Is Ray suitable for low-latency, high-throughput business workflow orchestration with dynamic configurations?

We have a large-scale risk scoring platform with the following characteristics:

  • The workflow is a funnel model:

    1. Gather signals from hundreds of downstream APIs.

    2. Execute ML models dependent on these signals.

    3. Apply rules based on model scores and collected data.

    4. If more data is needed for the risk decision, trigger the next set of signal gathering → model execution → rules evaluation, and so on, forming a chain of conditional steps.

  • There are ~5,000 business-configurable workflows, which change frequently as new signals become available or scoring logic evolves.

  • Execution is currently managed by a Java orchestrator that handles highly conditional, dynamic workflow execution.

  • Most of the workflow time is spent on I/O (API calls) and waiting for model inference, not on CPU-heavy computation.

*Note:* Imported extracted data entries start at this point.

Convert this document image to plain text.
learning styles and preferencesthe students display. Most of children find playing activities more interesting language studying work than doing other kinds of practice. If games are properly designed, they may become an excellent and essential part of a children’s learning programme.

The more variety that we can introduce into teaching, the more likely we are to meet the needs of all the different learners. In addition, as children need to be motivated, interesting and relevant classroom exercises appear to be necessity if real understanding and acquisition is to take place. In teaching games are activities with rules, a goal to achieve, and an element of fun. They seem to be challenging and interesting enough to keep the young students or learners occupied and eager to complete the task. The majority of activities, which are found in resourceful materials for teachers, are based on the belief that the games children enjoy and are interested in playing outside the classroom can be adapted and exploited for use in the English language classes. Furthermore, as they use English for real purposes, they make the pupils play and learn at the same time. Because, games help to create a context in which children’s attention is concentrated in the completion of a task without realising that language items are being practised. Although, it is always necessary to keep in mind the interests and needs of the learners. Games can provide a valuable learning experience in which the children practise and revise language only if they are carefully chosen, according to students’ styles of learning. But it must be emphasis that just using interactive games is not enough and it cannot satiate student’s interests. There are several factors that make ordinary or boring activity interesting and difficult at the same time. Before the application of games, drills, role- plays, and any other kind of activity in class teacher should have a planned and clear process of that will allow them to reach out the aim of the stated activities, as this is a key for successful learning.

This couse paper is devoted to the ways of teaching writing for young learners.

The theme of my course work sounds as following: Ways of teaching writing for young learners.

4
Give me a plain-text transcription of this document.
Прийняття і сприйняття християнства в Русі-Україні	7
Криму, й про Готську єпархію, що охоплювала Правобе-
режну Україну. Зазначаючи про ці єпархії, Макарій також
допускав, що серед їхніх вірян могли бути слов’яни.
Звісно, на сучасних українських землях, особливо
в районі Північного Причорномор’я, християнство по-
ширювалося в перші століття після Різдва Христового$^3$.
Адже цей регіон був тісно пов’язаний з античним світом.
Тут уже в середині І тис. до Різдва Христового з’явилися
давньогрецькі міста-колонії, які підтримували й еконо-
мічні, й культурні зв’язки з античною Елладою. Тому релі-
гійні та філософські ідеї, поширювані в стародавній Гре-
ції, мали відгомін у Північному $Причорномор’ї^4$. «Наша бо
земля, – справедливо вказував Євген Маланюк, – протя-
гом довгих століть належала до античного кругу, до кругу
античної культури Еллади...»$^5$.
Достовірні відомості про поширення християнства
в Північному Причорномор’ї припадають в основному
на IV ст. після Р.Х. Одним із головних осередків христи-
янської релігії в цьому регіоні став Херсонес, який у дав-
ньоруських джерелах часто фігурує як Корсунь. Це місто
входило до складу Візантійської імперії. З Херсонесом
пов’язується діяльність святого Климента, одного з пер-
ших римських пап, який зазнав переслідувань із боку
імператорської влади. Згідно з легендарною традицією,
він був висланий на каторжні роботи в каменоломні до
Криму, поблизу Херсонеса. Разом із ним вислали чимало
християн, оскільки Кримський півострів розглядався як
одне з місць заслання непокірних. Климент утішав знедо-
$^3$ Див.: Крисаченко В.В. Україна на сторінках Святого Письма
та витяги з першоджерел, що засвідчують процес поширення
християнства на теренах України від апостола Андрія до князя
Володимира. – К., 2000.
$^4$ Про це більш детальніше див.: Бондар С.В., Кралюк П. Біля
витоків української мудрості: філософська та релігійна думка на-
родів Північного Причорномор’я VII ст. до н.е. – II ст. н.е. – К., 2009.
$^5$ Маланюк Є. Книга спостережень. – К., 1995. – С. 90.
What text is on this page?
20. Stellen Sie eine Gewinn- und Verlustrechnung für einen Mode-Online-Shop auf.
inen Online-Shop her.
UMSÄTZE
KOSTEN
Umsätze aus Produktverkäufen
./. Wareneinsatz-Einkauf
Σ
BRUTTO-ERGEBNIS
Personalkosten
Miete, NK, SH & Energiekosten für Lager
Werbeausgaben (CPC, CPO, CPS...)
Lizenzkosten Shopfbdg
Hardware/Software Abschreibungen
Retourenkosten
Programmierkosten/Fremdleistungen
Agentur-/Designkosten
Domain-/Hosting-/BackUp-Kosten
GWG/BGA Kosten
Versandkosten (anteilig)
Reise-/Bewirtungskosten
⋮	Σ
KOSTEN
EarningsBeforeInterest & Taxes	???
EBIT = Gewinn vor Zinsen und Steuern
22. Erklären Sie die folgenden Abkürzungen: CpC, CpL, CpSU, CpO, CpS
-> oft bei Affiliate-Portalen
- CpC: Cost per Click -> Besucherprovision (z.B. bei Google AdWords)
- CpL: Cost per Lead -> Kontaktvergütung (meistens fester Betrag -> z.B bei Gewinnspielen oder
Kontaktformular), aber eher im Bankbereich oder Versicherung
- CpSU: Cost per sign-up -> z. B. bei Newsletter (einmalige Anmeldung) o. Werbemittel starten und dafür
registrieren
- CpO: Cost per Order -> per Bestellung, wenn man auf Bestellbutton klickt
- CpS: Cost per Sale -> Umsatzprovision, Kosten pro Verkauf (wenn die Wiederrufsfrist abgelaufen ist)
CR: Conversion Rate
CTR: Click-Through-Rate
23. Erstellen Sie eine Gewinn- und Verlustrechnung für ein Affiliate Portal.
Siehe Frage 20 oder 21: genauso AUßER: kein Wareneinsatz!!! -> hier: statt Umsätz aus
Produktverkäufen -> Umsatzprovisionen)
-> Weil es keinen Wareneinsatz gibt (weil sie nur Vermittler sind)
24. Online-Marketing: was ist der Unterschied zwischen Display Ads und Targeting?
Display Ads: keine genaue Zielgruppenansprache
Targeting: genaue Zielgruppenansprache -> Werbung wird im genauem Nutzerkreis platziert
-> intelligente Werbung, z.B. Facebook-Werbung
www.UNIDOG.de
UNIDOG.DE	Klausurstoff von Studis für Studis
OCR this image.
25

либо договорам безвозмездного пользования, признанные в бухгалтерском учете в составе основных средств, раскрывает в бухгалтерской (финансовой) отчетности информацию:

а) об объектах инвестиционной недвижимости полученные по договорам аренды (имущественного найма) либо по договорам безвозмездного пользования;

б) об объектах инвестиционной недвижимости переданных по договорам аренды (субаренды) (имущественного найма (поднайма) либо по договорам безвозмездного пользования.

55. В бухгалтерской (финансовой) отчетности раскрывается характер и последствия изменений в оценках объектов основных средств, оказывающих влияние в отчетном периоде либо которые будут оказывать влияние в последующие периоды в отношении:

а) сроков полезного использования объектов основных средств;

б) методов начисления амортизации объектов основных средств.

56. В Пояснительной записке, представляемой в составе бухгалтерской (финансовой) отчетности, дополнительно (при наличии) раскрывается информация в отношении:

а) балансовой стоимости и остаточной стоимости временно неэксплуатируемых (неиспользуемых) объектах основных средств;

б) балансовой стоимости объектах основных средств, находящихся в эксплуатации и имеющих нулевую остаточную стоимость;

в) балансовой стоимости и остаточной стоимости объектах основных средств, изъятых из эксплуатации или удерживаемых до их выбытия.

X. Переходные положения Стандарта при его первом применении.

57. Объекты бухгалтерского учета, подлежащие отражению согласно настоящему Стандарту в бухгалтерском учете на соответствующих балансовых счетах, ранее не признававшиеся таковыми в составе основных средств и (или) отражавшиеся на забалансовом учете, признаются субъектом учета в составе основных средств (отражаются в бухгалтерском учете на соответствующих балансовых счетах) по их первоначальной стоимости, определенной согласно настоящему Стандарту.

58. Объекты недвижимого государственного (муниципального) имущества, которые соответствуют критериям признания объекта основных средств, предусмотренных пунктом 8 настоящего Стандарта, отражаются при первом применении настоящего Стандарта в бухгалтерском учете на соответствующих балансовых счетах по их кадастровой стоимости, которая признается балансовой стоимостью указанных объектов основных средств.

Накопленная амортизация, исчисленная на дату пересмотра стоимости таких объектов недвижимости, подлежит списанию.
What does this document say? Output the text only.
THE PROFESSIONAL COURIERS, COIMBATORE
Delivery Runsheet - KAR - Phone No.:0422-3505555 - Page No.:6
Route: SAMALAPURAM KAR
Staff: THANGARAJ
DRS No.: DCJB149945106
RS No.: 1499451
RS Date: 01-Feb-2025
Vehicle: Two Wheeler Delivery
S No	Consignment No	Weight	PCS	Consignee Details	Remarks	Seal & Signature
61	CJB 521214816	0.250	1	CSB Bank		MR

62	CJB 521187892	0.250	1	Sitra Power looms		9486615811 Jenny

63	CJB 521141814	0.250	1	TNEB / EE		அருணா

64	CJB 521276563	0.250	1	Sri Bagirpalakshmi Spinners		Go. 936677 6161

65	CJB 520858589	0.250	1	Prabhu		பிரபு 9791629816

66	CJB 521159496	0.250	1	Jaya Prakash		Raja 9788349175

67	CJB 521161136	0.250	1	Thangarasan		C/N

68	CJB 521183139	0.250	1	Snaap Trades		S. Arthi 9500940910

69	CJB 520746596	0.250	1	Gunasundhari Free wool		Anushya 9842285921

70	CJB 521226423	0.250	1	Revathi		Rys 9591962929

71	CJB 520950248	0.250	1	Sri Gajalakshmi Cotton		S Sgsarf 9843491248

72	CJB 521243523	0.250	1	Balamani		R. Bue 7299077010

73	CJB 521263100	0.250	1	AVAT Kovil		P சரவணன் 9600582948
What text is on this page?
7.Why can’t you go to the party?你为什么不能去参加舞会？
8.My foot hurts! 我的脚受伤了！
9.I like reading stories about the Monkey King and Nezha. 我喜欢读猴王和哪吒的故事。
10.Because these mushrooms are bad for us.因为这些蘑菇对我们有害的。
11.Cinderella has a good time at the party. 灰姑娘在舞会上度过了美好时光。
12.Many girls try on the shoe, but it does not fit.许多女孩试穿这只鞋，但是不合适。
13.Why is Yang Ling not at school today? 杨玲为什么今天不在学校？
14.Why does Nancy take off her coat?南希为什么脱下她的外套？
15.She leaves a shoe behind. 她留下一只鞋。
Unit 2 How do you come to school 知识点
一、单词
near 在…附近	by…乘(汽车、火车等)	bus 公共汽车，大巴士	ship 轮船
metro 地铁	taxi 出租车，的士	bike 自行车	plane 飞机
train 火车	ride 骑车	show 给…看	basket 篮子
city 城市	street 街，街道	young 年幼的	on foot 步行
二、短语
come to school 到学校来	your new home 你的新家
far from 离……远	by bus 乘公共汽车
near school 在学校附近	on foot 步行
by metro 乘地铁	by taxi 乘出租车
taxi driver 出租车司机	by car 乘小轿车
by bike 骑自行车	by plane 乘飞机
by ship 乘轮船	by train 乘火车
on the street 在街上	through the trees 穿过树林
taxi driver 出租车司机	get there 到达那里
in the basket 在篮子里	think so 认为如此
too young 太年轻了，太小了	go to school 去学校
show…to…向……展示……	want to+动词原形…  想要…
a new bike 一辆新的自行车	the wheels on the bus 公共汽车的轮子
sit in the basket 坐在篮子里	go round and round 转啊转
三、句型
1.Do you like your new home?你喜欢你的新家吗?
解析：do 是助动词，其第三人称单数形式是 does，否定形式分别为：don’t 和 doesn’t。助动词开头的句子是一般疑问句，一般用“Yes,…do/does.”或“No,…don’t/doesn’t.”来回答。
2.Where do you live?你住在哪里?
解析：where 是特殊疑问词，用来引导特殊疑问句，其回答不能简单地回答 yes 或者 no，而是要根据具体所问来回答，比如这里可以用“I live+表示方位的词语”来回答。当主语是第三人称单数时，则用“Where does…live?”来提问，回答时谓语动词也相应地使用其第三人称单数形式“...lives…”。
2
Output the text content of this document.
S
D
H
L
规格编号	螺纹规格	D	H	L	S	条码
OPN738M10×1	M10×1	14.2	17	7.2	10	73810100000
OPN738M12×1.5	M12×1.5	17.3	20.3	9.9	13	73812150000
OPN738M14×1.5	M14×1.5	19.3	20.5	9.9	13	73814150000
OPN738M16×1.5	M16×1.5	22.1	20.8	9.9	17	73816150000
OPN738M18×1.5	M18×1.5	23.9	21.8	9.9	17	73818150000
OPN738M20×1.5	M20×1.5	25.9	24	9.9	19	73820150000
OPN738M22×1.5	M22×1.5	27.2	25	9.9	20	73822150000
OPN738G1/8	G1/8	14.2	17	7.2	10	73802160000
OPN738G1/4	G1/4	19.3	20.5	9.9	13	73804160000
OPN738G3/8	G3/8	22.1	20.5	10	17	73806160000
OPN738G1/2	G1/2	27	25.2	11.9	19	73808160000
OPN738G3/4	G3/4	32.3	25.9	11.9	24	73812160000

  • The system must handle very high throughput, including 500K requests/hour peak, and return results within ~150ms end-to-end latency.

Questions:

  1. Would Ray Compiled Graphs or Ray Durable Workflows be suitable for this type of I/O-heavy, low-latency, high-throughput workflow, where orchestration is complex and dynamic?

  2. Is modeling this as a DAG-based workflow the right mental approach, even though most of the execution time is I/O-bound?

  3. Is Ray primarily designed for business workflow orchestration like this, or is it more suitable for compute-heavy orchestration tasks such as ML model training, reinforcement learning, or batch scoring, where orchestration is minimal?

We are looking for guidance on whether Ray fits this use case or if a lightweight, in-memory orchestrator would be a better approach.